В отдаленную комнату Курт вошел снова спустя несколько часов, под утро, пронаблюдав обратное превращение и проследив за тем, чтобы оба вернулись в свое промерзшее за ночь обиталище без помех и не попавшись никому на глаза.
— Этой ночью что-то случилось, — уверенно сказал Хагнер, когда он, удостоверясь, что в коридоре никого, собрался уйти.
Курт остановился на пороге, снова прикрыв дверь, и обернулся.
— С чего ты это взял? — уточнил он, и тот пожал плечами под наброшенным на них одеялом:
— Вы слишком серьезны и не стремитесь обсуждать то, что увидели. И мама испугана. А кроме того… кажется, я что-то помню, — докончил Максимилиан нерешительно. — Кажется, я помню… Не уверен.
— Скажи, — подбодрил Курт. — Возможно, не кажется.
— Кто-то пытался причинить ей вред. Я хотел этому помешать… Я что-то натворил?
— Мой помощник погладил ее по плечу, утешая, — пояснил он с усмешкой. — А ты, судя по твоему взгляду, если б мог, с удовольствием откусил бы ему руку.
— Это не смешно, майстер Гессе, — помрачнел Хагнер. — Особенно в моем случае.

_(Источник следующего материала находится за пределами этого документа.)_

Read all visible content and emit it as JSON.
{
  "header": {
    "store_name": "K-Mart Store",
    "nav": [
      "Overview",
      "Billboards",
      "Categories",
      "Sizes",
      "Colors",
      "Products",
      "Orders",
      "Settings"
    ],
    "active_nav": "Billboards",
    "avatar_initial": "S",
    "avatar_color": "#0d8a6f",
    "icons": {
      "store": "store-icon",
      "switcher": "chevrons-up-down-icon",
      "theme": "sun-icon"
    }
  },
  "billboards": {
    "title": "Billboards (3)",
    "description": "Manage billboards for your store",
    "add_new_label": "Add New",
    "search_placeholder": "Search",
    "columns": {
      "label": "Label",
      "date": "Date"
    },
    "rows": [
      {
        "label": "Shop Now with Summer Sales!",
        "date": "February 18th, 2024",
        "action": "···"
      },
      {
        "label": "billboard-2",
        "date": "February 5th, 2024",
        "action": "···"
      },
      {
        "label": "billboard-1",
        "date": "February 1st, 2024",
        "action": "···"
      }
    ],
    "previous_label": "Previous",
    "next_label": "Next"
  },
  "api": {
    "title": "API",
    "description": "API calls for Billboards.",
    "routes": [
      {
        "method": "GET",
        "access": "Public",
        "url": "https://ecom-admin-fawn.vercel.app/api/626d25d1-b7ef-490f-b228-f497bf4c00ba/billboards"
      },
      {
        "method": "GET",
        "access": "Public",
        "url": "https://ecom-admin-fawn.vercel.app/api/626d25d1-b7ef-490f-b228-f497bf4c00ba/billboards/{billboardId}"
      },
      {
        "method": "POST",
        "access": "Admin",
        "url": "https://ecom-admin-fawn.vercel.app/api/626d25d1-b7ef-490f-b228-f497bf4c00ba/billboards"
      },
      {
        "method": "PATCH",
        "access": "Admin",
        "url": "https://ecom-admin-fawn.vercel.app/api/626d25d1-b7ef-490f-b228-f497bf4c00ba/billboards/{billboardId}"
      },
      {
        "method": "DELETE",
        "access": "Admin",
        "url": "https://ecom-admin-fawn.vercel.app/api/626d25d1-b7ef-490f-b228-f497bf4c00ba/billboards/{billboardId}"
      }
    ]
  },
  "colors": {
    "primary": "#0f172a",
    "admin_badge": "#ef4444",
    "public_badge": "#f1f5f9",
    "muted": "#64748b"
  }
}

— Ошибаешься, Макс. Вот именно в твоем случае можно посмеяться от души; спроси у матери, почему. У нее для тебя хорошая новость. Но есть и пара плохих — об этом она тебе тоже расскажет. Я, ты прав, на обсуждение чего бы то ни было сейчас не так чтобы не настроен, однако не способен ввиду сложившихся обстоятельств. Когда улучу время, мы обсудим, и обсудим многое, но сейчас я должен уйти: надо вернуться вниз, пока какая-нибудь ранняя пташка не застукала меня в вашей комнате и не начала делать неправильные или, упаси Боже, правильные выводы.
Хагнер нахмурился, переглянувшись с матерью, однако настаивать на продолжении разговора не стал, лишь кивнув:
— Как скажете, майстер Гессе. Наверняка вам виднее.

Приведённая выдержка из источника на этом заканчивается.